Why is:
$\displaystyle \frac{1}{2\sigma}\int_{-\infty}^{\infty}xexp(-\frac{|x|}{\sigma}).dx=0$
$\displaystyle \frac{1}{2\sigma}\int_{-\infty}^{\infty}x^2exp(-\frac{|x|}{\sigma}).dx=\frac{1}{\sigma}\int_{0}^{\ infty}x^2exp(-\frac{x}{\sigma}).dx$
Why is:
$\displaystyle \frac{1}{2\sigma}\int_{-\infty}^{\infty}xexp(-\frac{|x|}{\sigma}).dx=0$
$\displaystyle \frac{1}{2\sigma}\int_{-\infty}^{\infty}x^2exp(-\frac{|x|}{\sigma}).dx=\frac{1}{\sigma}\int_{0}^{\ infty}x^2exp(-\frac{x}{\sigma}).dx$
It's because the first integral contains an odd function and is therefore zero as $\displaystyle \int_{-\infty}^{\infty} f(x) dx=0$ if f(x) is odd.

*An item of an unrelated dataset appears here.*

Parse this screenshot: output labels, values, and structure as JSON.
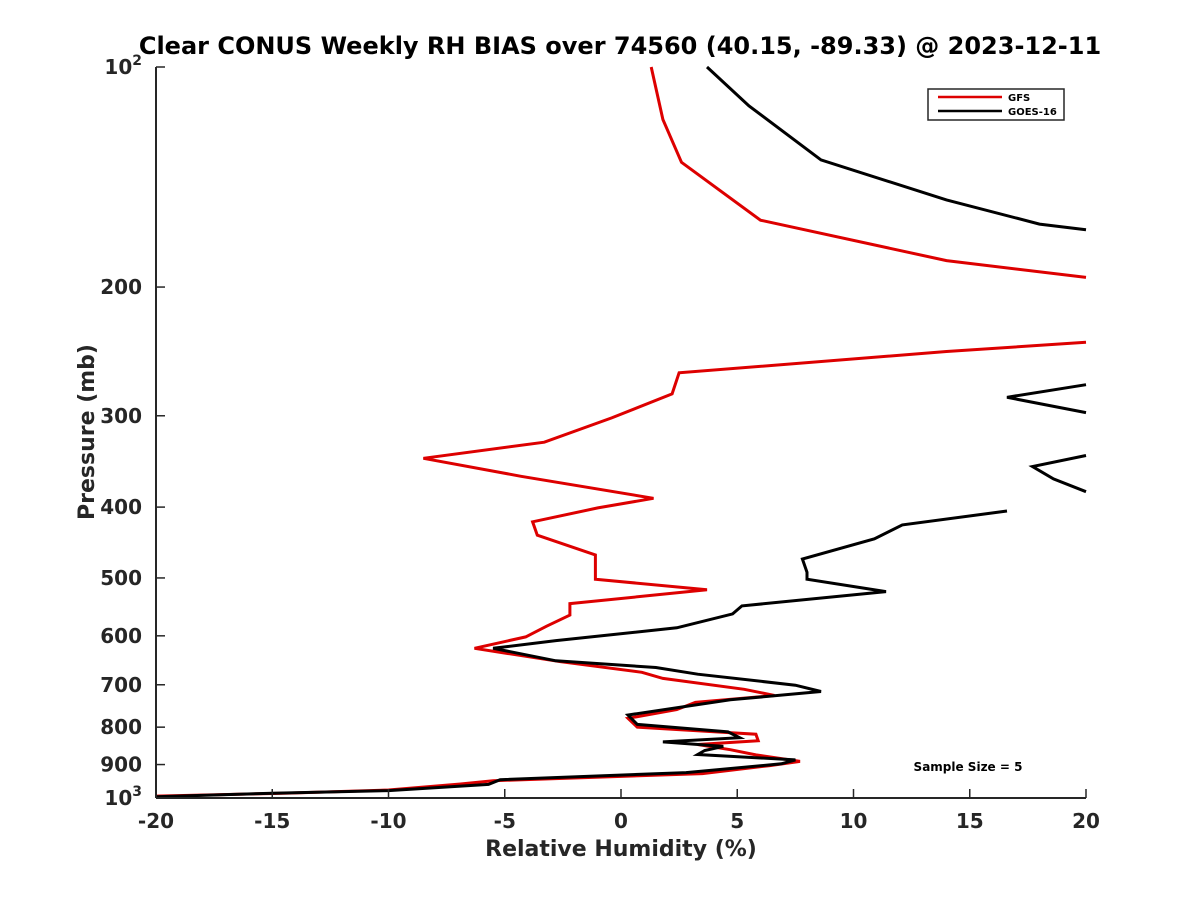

The second integral contains an even function so $\displaystyle \int_{-\infty}^{\infty} f(x) dx=2 \int_{0}^{\infty}f(x) dx$ if f(x) is even.
also it should be noted that $\displaystyle f(x) = x exp(-\frac{|x|}{\sigma}) $ contains no asymptotes over the domain of integration so the above holds.
Although the result is true in this case, the argument is not valid.
For example, the same argument 'proves' that $\displaystyle \int_{- \infty}^{+ \infty} \frac{x}{1 + x^2} \, dx = 0$ (the Cauchy Principle value). However, a more rigorous analysis proves that this integral does not in fact exist. (You can research this yourself by researching the fact that the mean of a Cauchy distribution does not exist).
As long as f is an odd function (f(-x)= -f(x)) and the integral exists, $\displaystyle \int_{-a}^a f(x) dx= 0$.
$\displaystyle \int_{-a}^a f(x) dx= \int_{-a}^0 f(x) dx+ \int_0^a f(x) dx$
In the first integral, let u= -x so du= -dx and x= -a gives u= a. The integral becomes $\displaystyle \int_a^0 f(-u)(-du)= \int_0^a f(-u)du$$\displaystyle = \int_0^a f(u)du= -\int_0^a f(u)du$ so $\displaystyle \int_{-a}^a f(x) dx= \int_0^a f(x)dx- \int_0^a f(u)du= 0$ since the "x" and "u" are just dummy variables.
With f an even function, f(-x)= f(x), you can do the same thing and get "+" between the integrals rather than "-". $\displaystyle \int_{-a}^a f(x)dx= \int_0^a f(x)dx+ \int_0^a f(u)du= 2\int_0^a f(x)dx$.
Of course, for that to work all those integrals have to exist.